Avec ces deux volets qui se répondent à quatre siècles et demi de distance, Carlo A. Martigli construit un récit passionnant basé sur la personnalité de ce philosophe, sur les théories qu'il professe et, en conséquence, ses démêlés avec le pape Innocent VIII et l'Inquisition. Il complète son sujet avec l'hypothèse selon laquelle son œuvre n'a pas été détruite, mais...
L'Ultime gardien séduit par la qualité de l'intrigue, par sa rigueur historique et la richesse de la fiction, par la personnalité de son étonnant héros. Sa lecture donne envie d'en savoir plus sur Carlo A. Martigli, sur les raisons qui l'ont conduit à écrire ce livre.

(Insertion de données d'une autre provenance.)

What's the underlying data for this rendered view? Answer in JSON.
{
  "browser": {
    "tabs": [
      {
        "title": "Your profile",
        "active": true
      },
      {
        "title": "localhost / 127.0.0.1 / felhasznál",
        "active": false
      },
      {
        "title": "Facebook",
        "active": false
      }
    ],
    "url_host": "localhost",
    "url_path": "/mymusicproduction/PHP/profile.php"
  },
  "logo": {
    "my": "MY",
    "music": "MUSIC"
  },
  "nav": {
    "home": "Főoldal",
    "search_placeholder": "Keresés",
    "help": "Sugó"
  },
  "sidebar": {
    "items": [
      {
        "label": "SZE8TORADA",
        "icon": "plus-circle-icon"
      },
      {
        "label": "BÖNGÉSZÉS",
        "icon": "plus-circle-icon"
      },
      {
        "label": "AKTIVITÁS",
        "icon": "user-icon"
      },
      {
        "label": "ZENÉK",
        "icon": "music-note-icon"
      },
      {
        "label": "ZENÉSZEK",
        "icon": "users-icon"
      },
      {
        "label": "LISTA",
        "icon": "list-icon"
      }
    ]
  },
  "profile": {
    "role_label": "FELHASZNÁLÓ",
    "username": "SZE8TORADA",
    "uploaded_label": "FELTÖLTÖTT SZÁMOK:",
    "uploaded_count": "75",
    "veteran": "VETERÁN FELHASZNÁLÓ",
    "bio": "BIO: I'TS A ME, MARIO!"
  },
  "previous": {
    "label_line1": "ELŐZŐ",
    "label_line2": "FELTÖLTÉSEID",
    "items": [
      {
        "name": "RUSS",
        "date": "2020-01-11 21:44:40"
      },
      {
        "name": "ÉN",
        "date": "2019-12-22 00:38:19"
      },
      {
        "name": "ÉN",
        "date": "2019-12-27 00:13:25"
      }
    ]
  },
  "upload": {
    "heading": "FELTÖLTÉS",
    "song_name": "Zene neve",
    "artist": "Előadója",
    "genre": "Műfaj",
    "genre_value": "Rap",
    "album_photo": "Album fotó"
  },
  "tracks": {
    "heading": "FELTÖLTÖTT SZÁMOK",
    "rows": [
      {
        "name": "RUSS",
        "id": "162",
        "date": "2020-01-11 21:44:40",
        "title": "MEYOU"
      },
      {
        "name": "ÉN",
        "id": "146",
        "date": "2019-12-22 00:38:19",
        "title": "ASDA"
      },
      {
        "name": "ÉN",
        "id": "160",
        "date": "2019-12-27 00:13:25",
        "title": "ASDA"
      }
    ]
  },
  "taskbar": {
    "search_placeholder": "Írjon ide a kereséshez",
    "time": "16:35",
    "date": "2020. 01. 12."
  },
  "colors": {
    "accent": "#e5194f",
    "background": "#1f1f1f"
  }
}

Rencontre par Internet avec un auteur aux multiples facettes.
© D. R.
k-libre : Faire de Giovanni Pico comte della Mirandola le héros d'un roman d'aventures historiques n'est-elle pas une idée audacieuse et originale ? Cependant sa vie n'est-elle pas une suite d'aventures multiples et variées ?
Carlo A. Martigli : Si, c'est vrai, c'était une idée audacieuse et originale, comme l'est la vie de Giovanni Pico comte della Mirandola, un homme extraordinaire, plus génial que Léonard de Vinci. Léonard de Vinci représnte le monde romain, celui du faire, alors que Giovanni Pico représente le monde grec, celui de la pensée. Et lui a eu le courage de défier franchement l'establishment de l'Église, en ayant conscience qu'il en paierait les conséquences. Pourtant, c'était l'homme le plus riche d'Italie, 1,88 mètres, blond, très séduisant. Il pouvait rester tranquille dans ses châteaux à étudier et se divertir avec ses "fans".

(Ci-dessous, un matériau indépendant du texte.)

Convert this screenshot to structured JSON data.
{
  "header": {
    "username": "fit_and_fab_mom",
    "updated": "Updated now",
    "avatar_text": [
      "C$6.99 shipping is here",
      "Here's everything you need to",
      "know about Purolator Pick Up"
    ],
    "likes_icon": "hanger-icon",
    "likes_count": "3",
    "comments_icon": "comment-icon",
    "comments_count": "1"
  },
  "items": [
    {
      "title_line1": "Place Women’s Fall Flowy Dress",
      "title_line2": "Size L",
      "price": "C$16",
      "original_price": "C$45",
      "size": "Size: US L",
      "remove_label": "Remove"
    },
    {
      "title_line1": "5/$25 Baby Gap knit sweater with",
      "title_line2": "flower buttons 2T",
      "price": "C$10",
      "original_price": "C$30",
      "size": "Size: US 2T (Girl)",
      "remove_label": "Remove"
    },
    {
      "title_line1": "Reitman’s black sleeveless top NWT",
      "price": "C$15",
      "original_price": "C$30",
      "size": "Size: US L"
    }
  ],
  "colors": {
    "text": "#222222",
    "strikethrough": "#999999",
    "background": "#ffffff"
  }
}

k-libre : Comment avez-vous "rencontré" Giovanni Pico ?
Carlo A. Martigli : J'ai rencontré Pico pendant mes études de religions comparées. J'étais en train d'approfondir le thème de la Kabbale quand je suis tombé sur ses Neuf cents conclusions. L'idée qu'un homme, il y a plus de cinq cents ans, ait eu à l'esprit d'unifier les trois religions monothéistes, le christianisme, l'islam et le judaïsme, m'a semblé stupéfiant et révolutionnaire. Il le serait encore aujourd'hui, et peut-être éviterions-nous les guerres menées au nom de Dieu. En réalité, nous savons bien comment elles sont dictées par des intérêts économiques, de la part des marchands d'armes, de pétrole et de drogue. Si nous croyions en un Dieu unique, au moins ces messieurs ne pourraient plus embrouiller les gens les plus pauvres et les plus ignorants.
k-libre : Qu'est-ce qui vous a donné envie d'écrire un livre d'aventures policières alors que vous auriez pu, tout aussi bien, rédiger une biographie de Giovanni Pico ?
Carlo A. Martigli : Parfois les livres sont simplement les instruments qui permettent à un auteur d'exprimer ce qu'il pense et de le faire connaître aux autres. Un essai n'a pas la force de communication d'un roman ni sa diffusion. Quelqu'un qui écrit avec ses tripes comme moi sait qu'un essai n'est pas suffisant. Un essai donne des réponses, alors qu'un roman pose mille questions, et je crois que ces dernières ouvrent l'esprit alors que les premières parfois le ferment. Il est évident que j'aime mieux les questions que les réponses.
k-libre : Giovanni Pico, à vingt-quatre ans, avait écrit 900 Thèses philosophiques et religieuses. Ont-elles disparu totalement ? En a-t-on une connaissance partielle par d'autres sources ?
Carlo A. Martigli : Les 900 Thèses philosophiques et religieuses est un livre que tout le monde peut consulter, et dans les siècles passés il a été l'objet de nombreuses études. Dans le village de Pico, en Émilie-Romagne, il y a le Centre international de culture Pico della Mirandola (Centro Internazionale di Cultura Pico della Mirandola), et j'y suis allé plusieurs fois pour mes recherches. Récemment on a publié en chinois l'Oratio de hominis dignitate, qui devait être le prélude au concile que le philosophe avait organisé à ses propres frais à Rome. Mais naturellement ses thèses furent déclarées hérétiques, et Pico obligé de fuir.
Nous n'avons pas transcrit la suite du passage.